As for bug/mosquito repellant – I didn’t really notice many mosquitoes but more importantly, they didn’t notice me. (Which means there probably weren’t many, as I’m a mosquito magnet.) It might be different in the summer though.
Tickets for the Plitvice Lakes are a little pricey at 150 kuna ($23) each. We bought ours and somehow managed to get into the park without anyone checking them. So technically we didn’t need to buy them but I would definitely recommend getting a ticket anyway because:
1) It’s honest
2) Proceeds go towards conserving this awesome wonder!
Anyone want to buy two tickets to the Plitvice Lakes? 😉
Pack a Picnic Lunch
There are plenty of gorgeous stops along the trails to rest, eat and enjoy the view. You can buy food and water in the park but there are only a couple of places, it’s not like you can grab water or a snack whenever you get the urge.
We were in Zagreb before we came here and bought some great picnic supplies from Dolac market, the huge open air marketplace in the city center. We brought bread, cheese, sausage, and figs. Just needed a bottle of red wine to make it a true Hemingway picnic spread.
We enjoyed our lunch with this view.
How to Find Your Way Around the Park
There are multiple trails you can take and they’re labeled with letters of the alphabet. Some are supposedly harder than others but we did the most difficult ones (H and K) and they weren’t harder, just longer.
There is a ferry that will take you across the lake. I’ve heard the lines can get astronomically long but thankfully we didn’t have to wait at all.

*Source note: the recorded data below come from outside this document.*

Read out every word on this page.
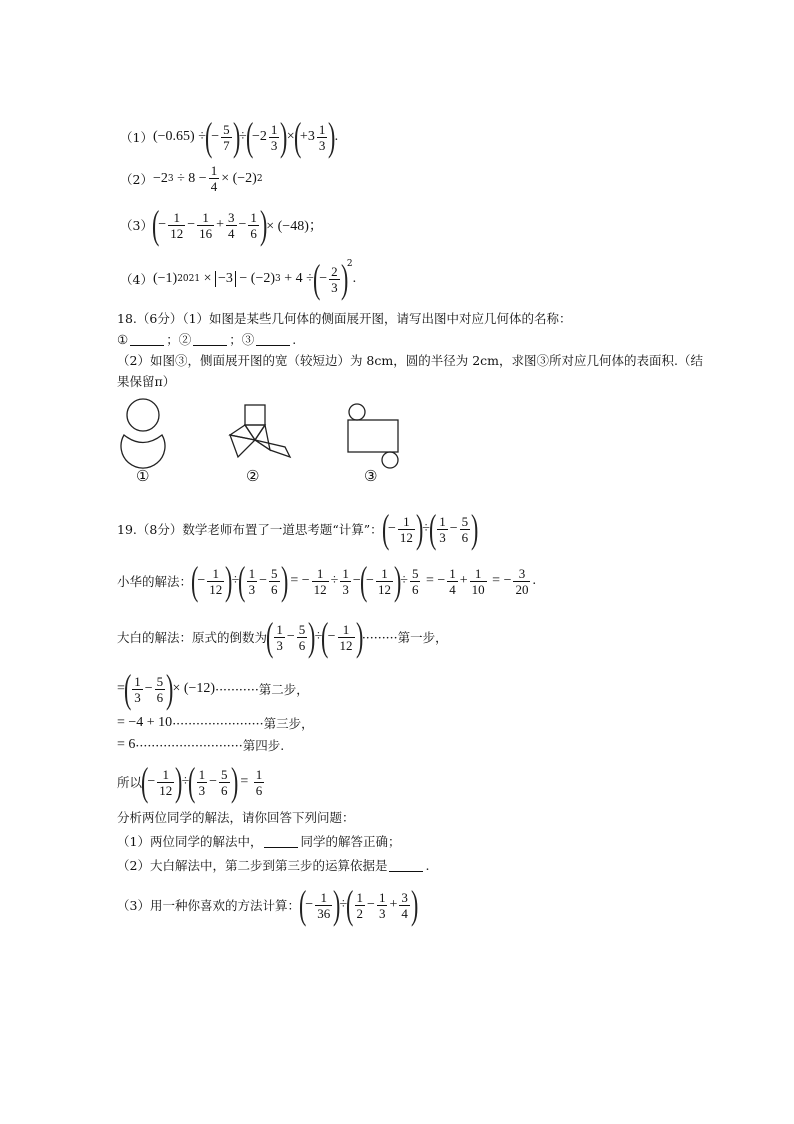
（1） (−0.65)
÷
(
− $\frac{5}{7}$ )
÷
(
$-2 \frac{1}{3}$ )
×
(
$+3 \frac{1}{3}$ )
.
（2） −2 3
÷ $8 - \frac{1}{4} \times (-2)$ 2
（3）
(
− $\frac{1}{12} - \frac{1}{16} + \frac{3}{4} - \frac{1}{6}$ )
× (−48)；
（4） (−1) 2021
×
−3
− (−2) 3
+ 4 ÷
(
− $\frac{2}{3}$ )
2
.
18.（6分）（1）如图是某些几何体的侧面展开图，请写出图中对应几何体的名称：
①	；②	；③	.
（2）如图③，侧面展开图的宽（较短边）为 8cm，圆的半径为 2cm，求图③所对应几何体的表面积.（结
果保留π）
①	②	③
19.（8分）数学老师布置了一道思考题“计算”：
(
− $\frac{1}{12}$ )
÷
( $\frac{1}{3} - \frac{5}{6}$ )
小华的解法：
(
− $\frac{1}{12}$ )
÷
( $\frac{1}{3} - \frac{5}{6}$ )
= − $\frac{1}{12} \div \frac{1}{3}$ −
(
− $\frac{1}{12}$ )
÷ $\frac{5}{6}$ = − $\frac{1}{4} + \frac{1}{10}$ = − $\frac{3}{20}$ .
大白的解法：原式的倒数为
( $\frac{1}{3} - \frac{5}{6}$ )
÷
(
− $\frac{1}{12}$ )
·········第一步，
=
( $\frac{1}{3} - \frac{5}{6}$ )
× (−12) ···········第二步，
= −4 + 10 ·······················第三步，
= 6 ···························第四步.
所以
(
− $\frac{1}{12}$ )
÷
( $\frac{1}{3} - \frac{5}{6}$ )
= $\frac{1}{6}$
分析两位同学的解法，请你回答下列问题：
（1）两位同学的解法中，	同学的解答正确；
（2）大白解法中，第二步到第三步的运算依据是	.
（3）用一种你喜欢的方法计算：
(
− $\frac{1}{36}$ )
÷
( $\frac{1}{2} - \frac{1}{3} + \frac{3}{4}$ )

The park has lots of trail markers but hardly any comprehensive maps so it can be a little hard to orient yourself especially if you have an exact route you’d like to take. (I.e, you want to see Veliki Slap first or you want to head straight to a ferry, etc.)
You can buy a map at the information booth at the start of the park for about $2 or you can download the Plitvice Lakes Hiking Trails app for $3.99. There’s also tons of info on the Plitvice Lakes website.
Trails are well marked.
Too bad this wasn’t a glass bottom boat.
Sorry for the glare, I just took some quick photos of the giant map I bought when we were there. I couldn’t find anything like this online when I was planning and would have liked to get an overview of things before I got there. So, if you’re like me, and get nervous about not knowing the lay of the land in advance – here ya go!
Google maps will show you some of this but not with the routes marked up.